I'm compiling with VS2015u3, and the functions passed to the jobs are all static, with their arguments being either ints/floats or pointers to other objects.
Have a separate queue for each of the task types - you probably don't have tens of thousands of task types. Each of these can be e.g. a static member of your tasks. Then addJob()
is actually the ctor of Task and it's perfectly type-safe.
Then define a compile-time list of your task types and visit it via template metaprogramming (for_each). It'll be way faster as you don't need any virtual call fnptr / std::function<>
to achieve this.
This will only work if your tuple code sees all the Task classes (so you can't e.g. add a new descendant of Task to an already running executable by loading the image from disc - hope that's a non-issue).

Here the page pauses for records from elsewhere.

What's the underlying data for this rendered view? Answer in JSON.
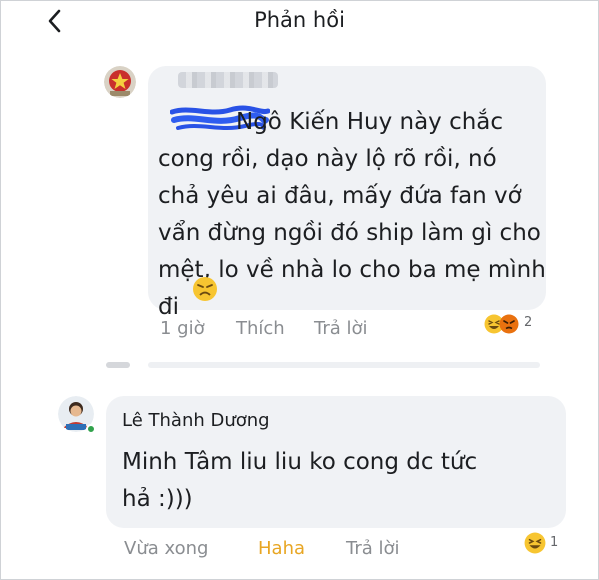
{
  "header": {
    "title": "Phản hồi"
  },
  "comment1": {
    "author_blurred": "",
    "text_first_line": "Ngô Kiến Huy này chắc",
    "text_rest": "cong rồi, dạo này lộ rõ rồi, nó\nchả yêu ai đâu, mấy đứa fan vớ\nvẩn đừng ngồi đó ship làm gì cho\nmệt, lo về nhà lo cho ba mẹ mình\nđi",
    "time": "1 giờ",
    "like_label": "Thích",
    "reply_label": "Trả lời",
    "reaction_count": "2",
    "reaction_icons": [
      "haha-icon",
      "angry-icon"
    ]
  },
  "comment2": {
    "author": "Lê Thành Dương",
    "text": "Minh Tâm liu liu ko cong dc tức\nhả :)))",
    "time": "Vừa xong",
    "reaction_label": "Haha",
    "reply_label": "Trả lời",
    "reaction_count": "1",
    "reaction_icons": [
      "haha-icon"
    ]
  },
  "colors": {
    "bubble": "#f0f2f5",
    "meta_text": "#8a8d91",
    "haha_active": "#e8a623",
    "online": "#31a24c"
  }
}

template<typename D> // CRTP on D
class Task {
public:
// you might want to static_assert at some point that D is in TaskTypeList
Task() : it_(tasks_.end()) {} // call enqueue() in descendant
~Task() {
// add your favorite lock here
if (queued()) {
tasks_.erase(it_);
}
}
bool queued() const { return it_ != tasks_.end(); }
static size_t ExecNext() {
if (!tasks_.empty()) {
// add your favorite lock here
auto&& itTask = tasks_.begin();
tasks_.pop_front();
// release lock
(*itTask)();
itTask->it_ = tasks_.end();
}
return tasks_.size();
}
protected:
void enqueue() const
{
// add your favorite lock here
tasks_.push_back(static_cast<D*>(this));
it_ = tasks_.rbegin();
}
private:
std::list<D*>::iterator it_;
static std::list<D*> tasks_; // you can have one per thread, too - then you don't need locking, but tasks are assigned to threads statically
};
struct MyTask : Task<MyTask> {
MyTask() { enqueue(); } // call enqueue only when the class is ready
void operator()() { /* add task here */ }
// ...
};
struct MyTask2; // etc.
template<typename...>
struct list_ {};
using TaskTypeList = list_<MyTask, MyTask2>;
void thread_pocess(list_<>) {}
template<typename TaskType, typename... TaskTypes>
void thread_pocess(list_<TaskType, TaskTypes...>)
{
TaskType::ExecNext();
thread_process(list_<TaskTypes...>());
}
void thread_process(void*)
{
for (;;) {
thread_process(TaskTypeList());
}
}
There's a lot to tune on this code: different threads should start from different parts of the queue (or one would use a ring, or several queues and either static/dynamic assignment to threads), you'd send it to sleep when there are absolutely no tasks, one could have an enum for the tasks, etc.
Note that this can't be used with arbitrary lambdas: you need to list task types. You need to 'communicate' the lambda type out of the function where you declare it (e.g. by returning `std::make_pair(retval, list_) and sometimes it's not easy. However, you can always convert a lambda to a functor, which is straightforward - just ugly.